Más allá de los cincuenta ganadores más recientes, ya no estaba segura.
¿Cuál era esa especie de medusa que vivía en las frías aguas de amoniaco del Mar Alfa? ¿Y la especie robótica que vivía en hornos especiales y que a temperatura ambiente se congelaba? Y esos programas informáticos apodados Poltergeists por su juvenil sentido del humor… ¿de dónde procedían en un principio?
Pequeños detalles pero, para millones de almas, totalmente vitales.
Había una población humana en los Cañones de Humo…, antitecnólogos que respondían al nombre de… ¿qué? ¿Y los fundó quién? ¿Y cómo es que aceptaron vivir dependiendo por completo de la máquina más grande jamás construida?
Se deberían haber hecho cinco ajustes de rumbo en los últimos ciento y pico años, todos programados con antelación, todos menores. Pero aunque el curso de la nave estaba proyectado con una precisión exquisita que se extendía hasta los próximos veinte milenios, Miocene solo conseguía recordar las más grandes de las aceleraciones.
Poco más que una pasajera bien informada, eso es lo que era.
Por supuesto que muchas cosas habrán cambiado antes de su regreso. Rangos y rostros, y honores, y quizá incluso el rumbo exacto de la nave, todo ello expuesto a eventualidades y simples detalles prácticos. Y todas las decisiones importantes, así como las más triviales, se estaban tomando sin el menor toque de Miocene.
O quizá no se estaba tomando ninguna decisión.
Había oído lo que se especulaba entre susurros. El Incidente había purgado la nave de todo tipo de vida y la había convertido de nuevo en una indigente. Eso explicaba la falta de una misión de rescate. La maestra, la tripulación y la miríada de pasajeros desiguales se habían evaporado en un instante terrible, y todos los apartamentos y grandes pasillos habían quedado estériles y puros. Y si había alguna especie local que era lo bastante valiente o lo bastante necia para subir hoy a bordo de la nave, con toda probabilidad les llevaría eones encontrar el camino para bajar a aquel horrible yermo.

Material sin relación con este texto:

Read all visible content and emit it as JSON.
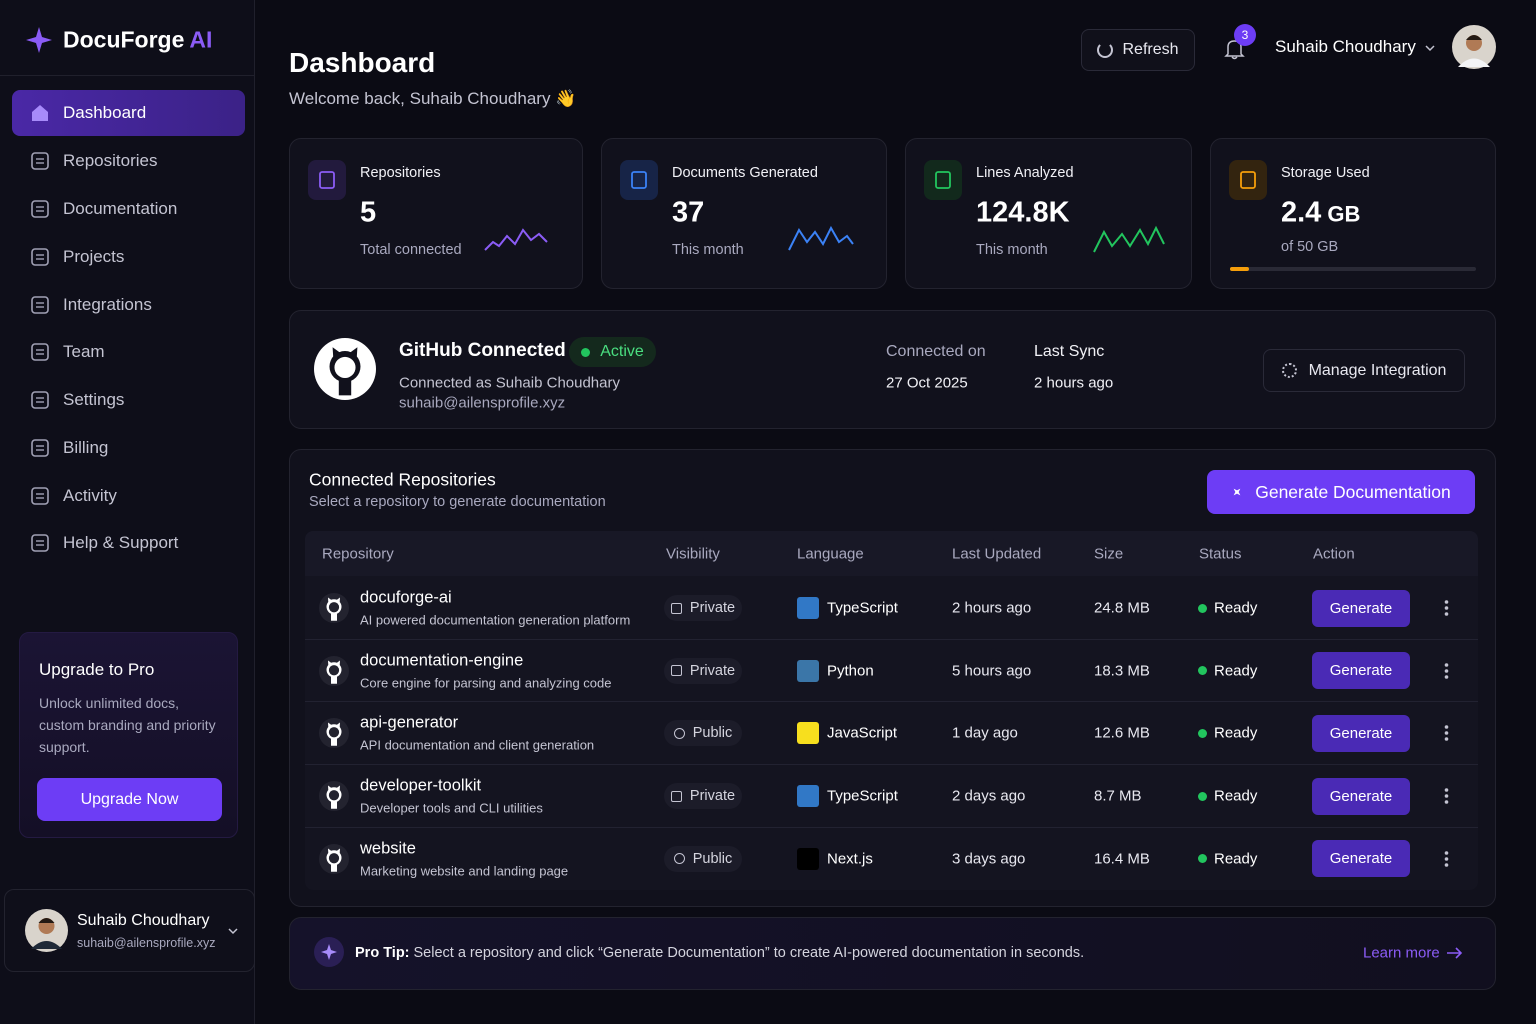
{
  "brand": {
    "name": "DocuForge",
    "suffix": "AI"
  },
  "nav": [
    "Dashboard",
    "Repositories",
    "Documentation",
    "Projects",
    "Integrations",
    "Team",
    "Settings",
    "Billing",
    "Activity",
    "Help & Support"
  ],
  "upgrade": {
    "title": "Upgrade to Pro",
    "text": "Unlock unlimited docs, custom branding and priority support.",
    "button": "Upgrade Now"
  },
  "user": {
    "name": "Suhaib Choudhary",
    "email": "suhaib@ailensprofile.xyz"
  },
  "header": {
    "title": "Dashboard",
    "welcome": "Welcome back, Suhaib Choudhary 👋",
    "refresh": "Refresh",
    "notifications": "3"
  },
  "stats": [
    {
      "label": "Repositories",
      "value": "5",
      "sub": "Total connected"
    },
    {
      "label": "Documents Generated",
      "value": "37",
      "sub": "This month"
    },
    {
      "label": "Lines Analyzed",
      "value": "124.8K",
      "sub": "This month"
    },
    {
      "label": "Storage Used",
      "value": "2.4",
      "unit": "GB",
      "sub": "of 50 GB"
    }
  ],
  "github": {
    "title": "GitHub Connected",
    "status": "Active",
    "connected_as": "Connected as Suhaib Choudhary",
    "email": "suhaib@ailensprofile.xyz",
    "connected_on_label": "Connected on",
    "connected_on": "27 Oct 2025",
    "last_sync_label": "Last Sync",
    "last_sync": "2 hours ago",
    "button": "Manage Integration"
  },
  "repos": {
    "title": "Connected Repositories",
    "subtitle": "Select a repository to generate documentation",
    "button": "Generate Documentation",
    "columns": [
      "Repository",
      "Visibility",
      "Language",
      "Last Updated",
      "Size",
      "Status",
      "Action"
    ],
    "rows": [
      {
        "name": "docuforge-ai",
        "description": "AI powered documentation generation platform",
        "visibility": "Private",
        "language": "TypeScript",
        "updated": "2 hours ago",
        "size": "24.8 MB",
        "status": "Ready",
        "action": "Generate"
      },
      {
        "name": "documentation-engine",
        "description": "Core engine for parsing and analyzing code",
        "visibility": "Private",
        "language": "Python",
        "updated": "5 hours ago",
        "size": "18.3 MB",
        "status": "Ready",
        "action": "Generate"
      },
      {
        "name": "api-generator",
        "description": "API documentation and client generation",
        "visibility": "Public",
        "language": "JavaScript",
        "updated": "1 day ago",
        "size": "12.6 MB",
        "status": "Ready",
        "action": "Generate"
      },
      {
        "name": "developer-toolkit",
        "description": "Developer tools and CLI utilities",
        "visibility": "Private",
        "language": "TypeScript",
        "updated": "2 days ago",
        "size": "8.7 MB",
        "status": "Ready",
        "action": "Generate"
      },
      {
        "name": "website",
        "description": "Marketing website and landing page",
        "visibility": "Public",
        "language": "Next.js",
        "updated": "3 days ago",
        "size": "16.4 MB",
        "status": "Ready",
        "action": "Generate"
      }
    ]
  },
  "tip": {
    "label": "Pro Tip:",
    "text": "Select a repository and click “Generate Documentation” to create AI-powered documentation in seconds.",
    "link": "Learn more"
  }
}
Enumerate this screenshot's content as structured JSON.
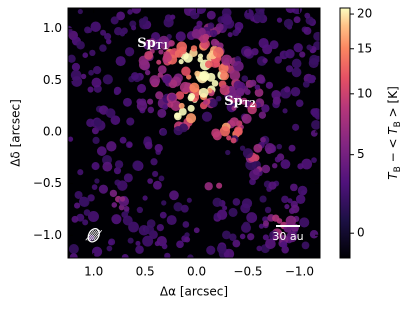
{
  "chart_data": {
    "type": "image",
    "xlabel": "Δα [arcsec]",
    "ylabel": "Δδ [arcsec]",
    "xlim": [
      1.25,
      -1.2
    ],
    "ylim": [
      -1.22,
      1.2
    ],
    "xticks": [
      {
        "value": 1.0,
        "label": "1.0"
      },
      {
        "value": 0.5,
        "label": "0.5"
      },
      {
        "value": 0.0,
        "label": "0.0"
      },
      {
        "value": -0.5,
        "label": "−0.5"
      },
      {
        "value": -1.0,
        "label": "−1.0"
      }
    ],
    "yticks": [
      {
        "value": 1.0,
        "label": "1.0"
      },
      {
        "value": 0.5,
        "label": "0.5"
      },
      {
        "value": 0.0,
        "label": "0.0"
      },
      {
        "value": -0.5,
        "label": "−0.5"
      },
      {
        "value": -1.0,
        "label": "−1.0"
      }
    ],
    "annotations": [
      {
        "text": "Sp",
        "sub": "T1"
      },
      {
        "text": "Sp",
        "sub": "T2"
      }
    ],
    "scalebar": "30 au",
    "colorbar": {
      "label": [
        {
          "text": "T"
        },
        {
          "text": "B",
          "sub": true
        },
        {
          "text": " − < "
        },
        {
          "text": "T"
        },
        {
          "text": "B",
          "sub": true
        },
        {
          "text": " > [K]"
        }
      ],
      "clim": [
        -1.5,
        21
      ],
      "stretch": "asinh",
      "ticks": [
        0,
        5,
        10,
        15,
        20
      ],
      "colormap": "magma"
    }
  }
}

¿Por qué era aquella una imagen tan atractiva?
Porque lo cierto es que a Miocene la atraía, sobre todo en sus momentos más negros.
Después de que Till y los otros rebeldes la abandonaran le pareció reconfortante esa posibilidad: la carnicería total. Miles de millones de muertos. ¿Y qué era su propia tragedia más que una pequeñez? Un triste detalle en la gran historia de la nave. Y dado que solo era un detalle, existía la esperanza creíble y embriagadora de que pudiera olvidar esas cosas tan horribles que su hijo le había dicho y que la habían obligado a desterrarlo, y con el tiempo dejaría de tener esos momentos envenenados, cuando su mente, tan atareada y atestada, se ponía de repente a pensar en él.

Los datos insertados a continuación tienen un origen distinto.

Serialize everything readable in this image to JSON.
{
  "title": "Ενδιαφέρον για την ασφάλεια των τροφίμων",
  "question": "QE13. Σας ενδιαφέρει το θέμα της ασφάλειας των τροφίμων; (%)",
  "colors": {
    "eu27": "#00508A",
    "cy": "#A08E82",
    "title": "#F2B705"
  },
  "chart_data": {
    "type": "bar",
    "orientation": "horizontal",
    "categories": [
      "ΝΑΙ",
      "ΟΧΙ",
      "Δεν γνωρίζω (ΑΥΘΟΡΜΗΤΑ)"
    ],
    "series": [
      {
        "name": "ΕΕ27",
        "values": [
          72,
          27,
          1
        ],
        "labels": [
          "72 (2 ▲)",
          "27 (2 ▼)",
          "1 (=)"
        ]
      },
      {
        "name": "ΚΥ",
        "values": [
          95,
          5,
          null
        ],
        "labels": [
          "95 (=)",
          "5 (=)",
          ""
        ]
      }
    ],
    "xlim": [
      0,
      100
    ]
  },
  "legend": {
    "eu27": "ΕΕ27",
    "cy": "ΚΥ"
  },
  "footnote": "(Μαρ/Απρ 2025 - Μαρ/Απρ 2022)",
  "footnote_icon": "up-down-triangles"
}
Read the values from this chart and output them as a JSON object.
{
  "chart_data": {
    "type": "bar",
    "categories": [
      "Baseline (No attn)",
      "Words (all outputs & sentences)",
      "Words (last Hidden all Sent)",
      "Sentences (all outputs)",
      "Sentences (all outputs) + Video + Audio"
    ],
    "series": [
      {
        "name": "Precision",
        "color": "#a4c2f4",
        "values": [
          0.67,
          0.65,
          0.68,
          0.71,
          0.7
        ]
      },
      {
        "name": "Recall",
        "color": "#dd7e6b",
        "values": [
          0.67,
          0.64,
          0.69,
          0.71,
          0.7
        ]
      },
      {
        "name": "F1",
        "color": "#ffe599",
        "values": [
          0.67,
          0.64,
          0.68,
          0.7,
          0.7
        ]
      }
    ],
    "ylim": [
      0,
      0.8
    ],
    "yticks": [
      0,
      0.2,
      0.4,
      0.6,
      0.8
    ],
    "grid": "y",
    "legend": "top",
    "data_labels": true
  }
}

El diario de Miocene comenzó como un experimento, un ejercicio al que daba pocas esperanzas. Al llegar el arbitrario final de cada día, sentada sola en la oscuridad que creaban las contraventanas cerradas de su actual casa, llenaba la larga y compacta cola de un fasser con tinta fresca, y luego utilizaba la letra legible más pequeña que tenía para recoger los acontecimientos más importantes del día.